While the specific provisions of the TPP are not currently public, reports indicate that the legal agreements being negotiated as part of the TPP will cover almost all areas of commercial relations between the TPP countries. Some of the areas where significant agreement has supposedly already been reached are:


Key elements of the customs text establish customs procedures that are more predictable and transparent so goods are released from customs control as quickly as possible.

Market Access for Goods

Tariff elimination, including tariff phase-out schedules covering more than 11,000 commodity categories for each TPP country, and other substantial obligations beyond each country’s current World Trade Organization (WTO) obligations, are part of the text in addition to elimination of non-tariff trade barriers.
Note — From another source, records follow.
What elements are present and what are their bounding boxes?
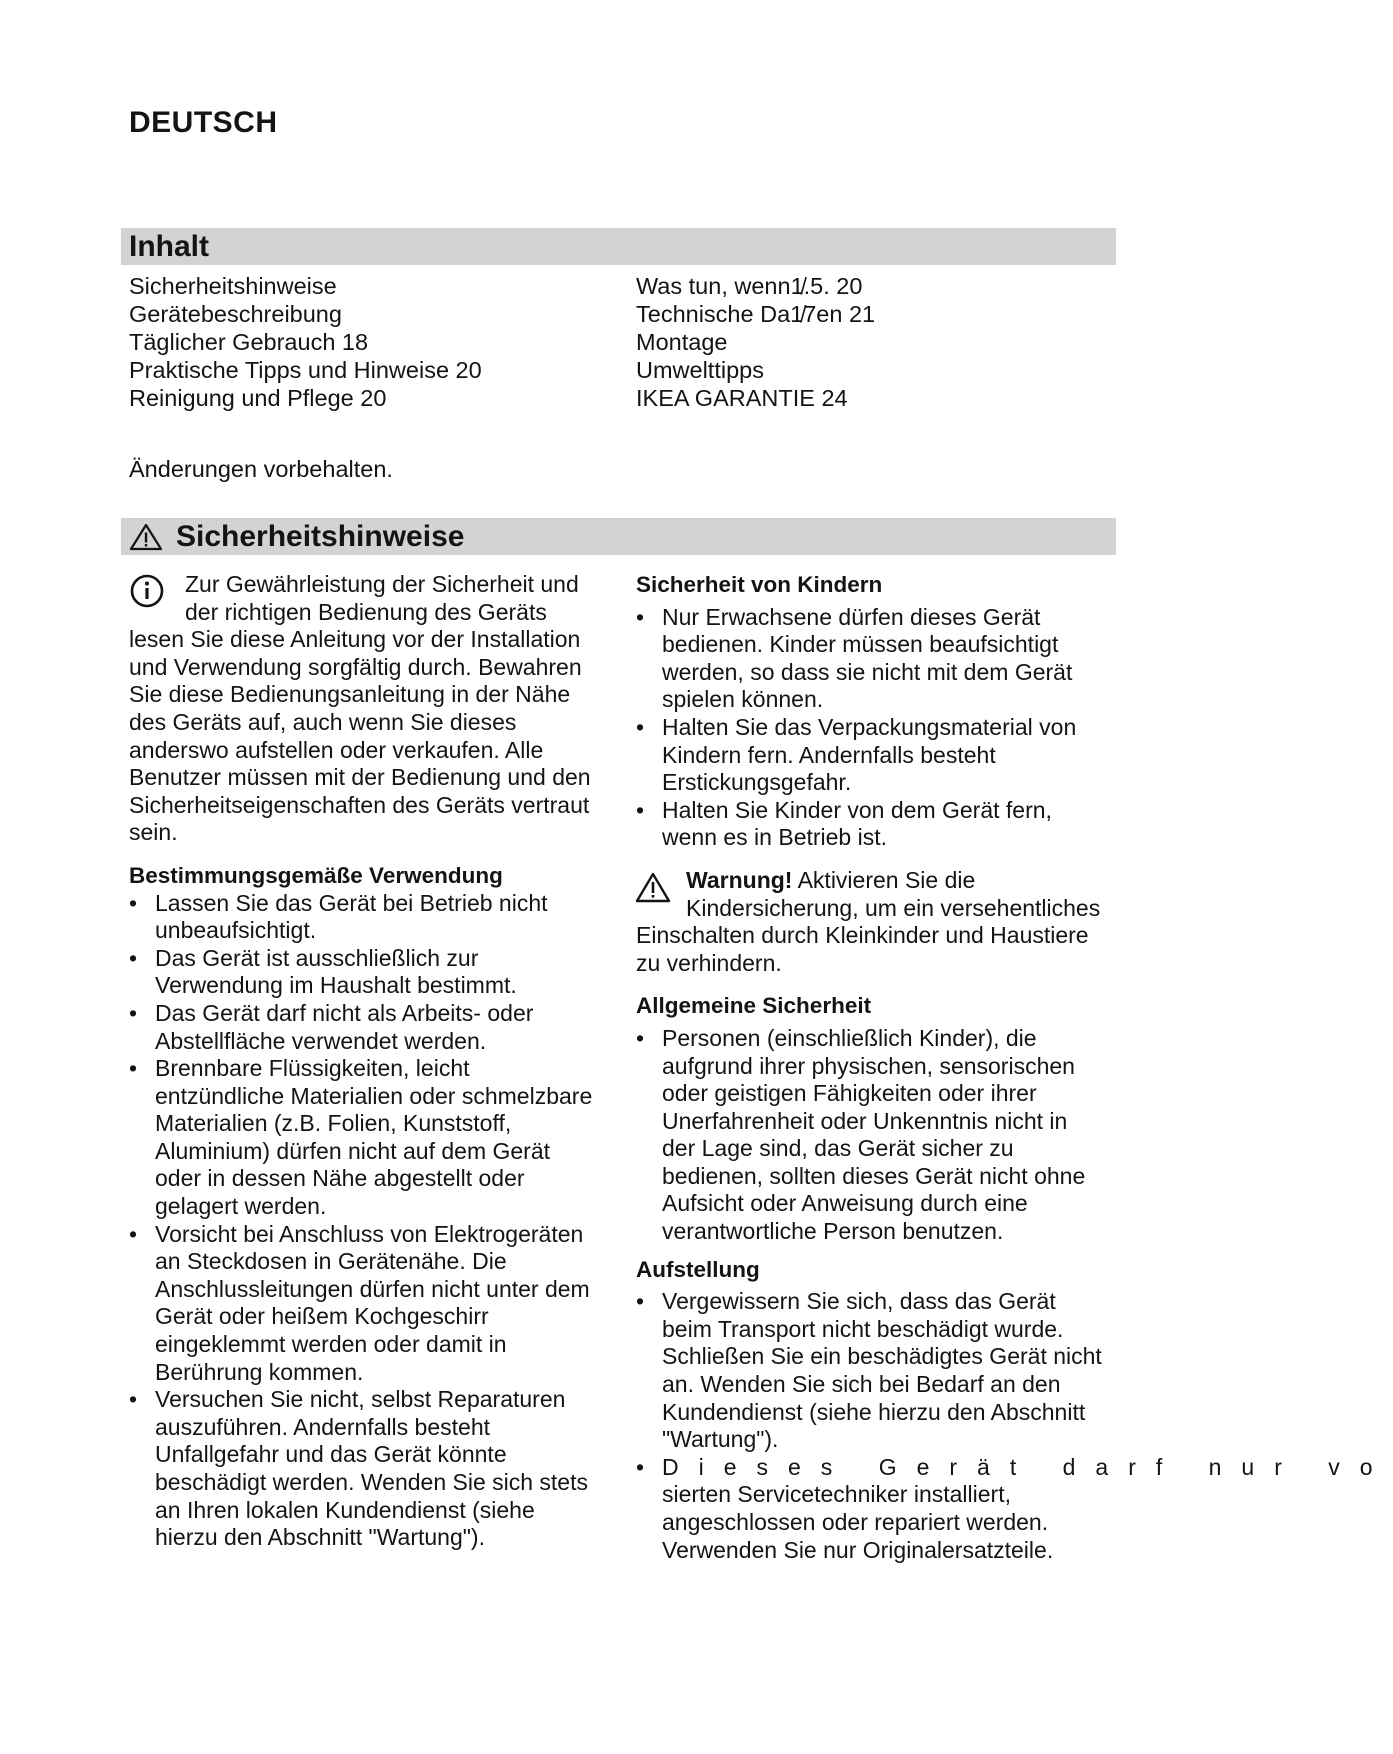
installation-list bbox=[636, 1288, 1393, 1564]
list-item: • Vergewissern Sie sich, dass das Gerät beim Transport nicht beschädigt wurde. Schließen Sie ein beschädigtes Gerät nicht an. Wenden Sie sich bei Bedarf an den Kundendienst (siehe hierzu den Abschnitt "Wartung"). bbox=[636, 1288, 1106, 1454]
children-heading: Sicherheit von Kindern bbox=[636, 572, 883, 597]
toc-item[interactable]: Montage bbox=[636, 329, 728, 355]
safety-title: Sicherheitshinweise bbox=[176, 520, 465, 553]
language-heading: DEUTSCH bbox=[129, 106, 278, 139]
list-item: • Das Gerät darf nicht als Arbeits- oder Abstellfläche verwendet werden. bbox=[129, 1000, 599, 1055]
list-item: • Personen (einschließlich Kinder), die aufgrund ihrer physischen, sensorischen oder geistigen Fähigkeiten oder ihrer Unerfahrenheit oder Unkenntnis nicht in der Lage sind, das Gerät sicher zu bedienen, sollten dieses Gerät nicht ohne Aufsicht oder Anweisung durch eine verantwortliche Person benutzen. bbox=[636, 1025, 1106, 1246]
info-icon bbox=[129, 571, 185, 611]
warning-paragraph bbox=[636, 867, 1106, 977]
list-item: • Lassen Sie das Gerät bei Betrieb nicht unbeaufsichtigt. bbox=[129, 890, 599, 945]
list-item: • Brennbare Flüssigkeiten, leicht entzündliche Materialien oder schmelzbare Materialien (z.B. Folien, Kunststoff, Aluminium) dürfen nicht auf dem Gerät oder in dessen Nähe abgestellt oder gelagert werden. bbox=[129, 1055, 599, 1221]
usage-list bbox=[129, 890, 599, 1552]
toc-item[interactable]: Sicherheitshinweise bbox=[129, 273, 337, 299]
usage-heading: Bestimmungsgemäße Verwendung bbox=[129, 862, 503, 888]
installation-heading: Aufstellung bbox=[636, 1256, 760, 1282]
toc-item[interactable]: IKEA GARANTIE 24 bbox=[636, 385, 848, 411]
right-column bbox=[636, 571, 1393, 1564]
toc-item[interactable]: Gerätebeschreibung bbox=[129, 301, 342, 327]
toc-item[interactable]: Reinigung und Pflege 20 bbox=[129, 385, 387, 411]
list-item: • Das Gerät ist ausschließlich zur Verwendung im Haushalt bestimmt. bbox=[129, 945, 599, 1000]
toc-note: Änderungen vorbehalten. bbox=[129, 456, 393, 482]
warning-triangle-icon bbox=[636, 867, 686, 907]
general-list bbox=[636, 1025, 1106, 1246]
intro-paragraph bbox=[129, 571, 599, 847]
list-item: • Halten Sie Kinder von dem Gerät fern, wenn es in Betrieb ist. bbox=[636, 797, 1106, 852]
warning-label: Warnung! bbox=[686, 866, 793, 893]
list-item-text: sierten Servicetechniker installiert, angeschlossen oder repariert werden. Verwenden Sie nur Originalersatzteile. bbox=[662, 1481, 1054, 1563]
toc-item[interactable]: Was tun, wenn1̸.5. 20 bbox=[636, 273, 863, 299]
children-list bbox=[636, 604, 1106, 852]
toc-item[interactable]: Praktische Tipps und Hinweise 20 bbox=[129, 357, 482, 383]
toc-right-column bbox=[636, 272, 875, 412]
warning-triangle-icon bbox=[129, 522, 163, 552]
toc-header-band bbox=[121, 228, 1116, 265]
warning-text: Aktivieren Sie die Kindersicherung, um ein versehentliches Einschalten durch Kleinkinder und Haustiere zu verhindern. bbox=[636, 866, 1101, 976]
list-item: • Halten Sie das Verpackungsmaterial von Kindern fern. Andernfalls besteht Erstickungsgefahr. bbox=[636, 714, 1106, 797]
left-column bbox=[129, 571, 599, 1552]
list-item: • Versuchen Sie nicht, selbst Reparaturen auszuführen. Andernfalls besteht Unfallgefahr und das Gerät könnte beschädigt werden. Wenden Sie sich stets an Ihren lokalen Kundendienst (siehe hierzu den Abschnitt "Wartung"). bbox=[129, 1386, 599, 1552]
toc-left-column bbox=[129, 272, 482, 412]
toc-item[interactable]: Technische Da1̸7en 21 bbox=[636, 301, 876, 327]
general-heading: Allgemeine Sicherheit bbox=[636, 993, 872, 1019]
list-item: • Vorsicht bei Anschluss von Elektrogeräten an Steckdosen in Gerätenähe. Die Anschlussleitungen dürfen nicht unter dem Gerät oder heißem Kochgeschirr eingeklemmt werden oder damit in Berührung kommen. bbox=[129, 1221, 599, 1387]
toc-item[interactable]: Täglicher Gebrauch 18 bbox=[129, 329, 369, 355]
intro-text: Zur Gewährleistung der Sicherheit und der richtigen Bedienung des Geräts lesen Sie diese Anleitung vor der Installation und Verwendung sorgfältig durch. Bewahren Sie diese Bedienungsanleitung in der Nähe des Geräts auf, auch wenn Sie dieses anderswo aufstellen oder verkaufen. Alle Benutzer müssen mit der Bedienung und den Sicherheitseigenschaften des Geräts vertraut sein. bbox=[129, 571, 591, 846]
toc-title: Inhalt bbox=[129, 230, 209, 263]
toc-item[interactable]: Umwelttipps bbox=[636, 357, 764, 383]
list-item: • Nur Erwachsene dürfen dieses Gerät bedienen. Kinder müssen beaufsichtigt werden, so dass sie nicht mit dem Gerät spielen können. bbox=[636, 604, 1106, 714]
spread-text-line: • Dieses Gerät darf nur vo bbox=[662, 1453, 1393, 1480]
list-item bbox=[636, 1453, 1393, 1564]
Import and export licensing, agricultural export competition, and food security proposals are also being discussed.

Intellectual Property

Reinforcement and further development of the existing WTO Trade-Related Aspects of Intellectual Property (TRIPS) Agreement rights and obligations covering trademarks, patents, copyright and related rights, trade secrets, and enforcement of intellectual property rights are part of the text.


Significant progress has been reported on measures concerning customs duties in the digital environment, authentication for electronic transactions, and consumer protection.


The proposed TPP includes its own chapter specifically on SMEs, and there are indications that the TPP will try to eliminate informational challenges cited by smaller companies (e.g. with easier access to foreign tariff schedules/ regulations that affect imports to that country).

In connection with the TPP, there were a lot of stories in the first half of 2015 about the Trade Promotion Authority bill, or so-called “fast-track” trade bill. Since 1974, administrations of both parties have sought fast-track trade legislation, which is a legislative procedure that provides for Congress’ involvement and approval of any US trade agreement negotiated by the administration, but with Congressional approval limited to a simple up or down vote and without amendment. Supporters of free trade agreements, and the TPP in particular, have been pushing for passage of the fast-track trade bill and, after an earlier defeat, this legislation was passed in Congress and signed into law by President Obama on June 29, 2015.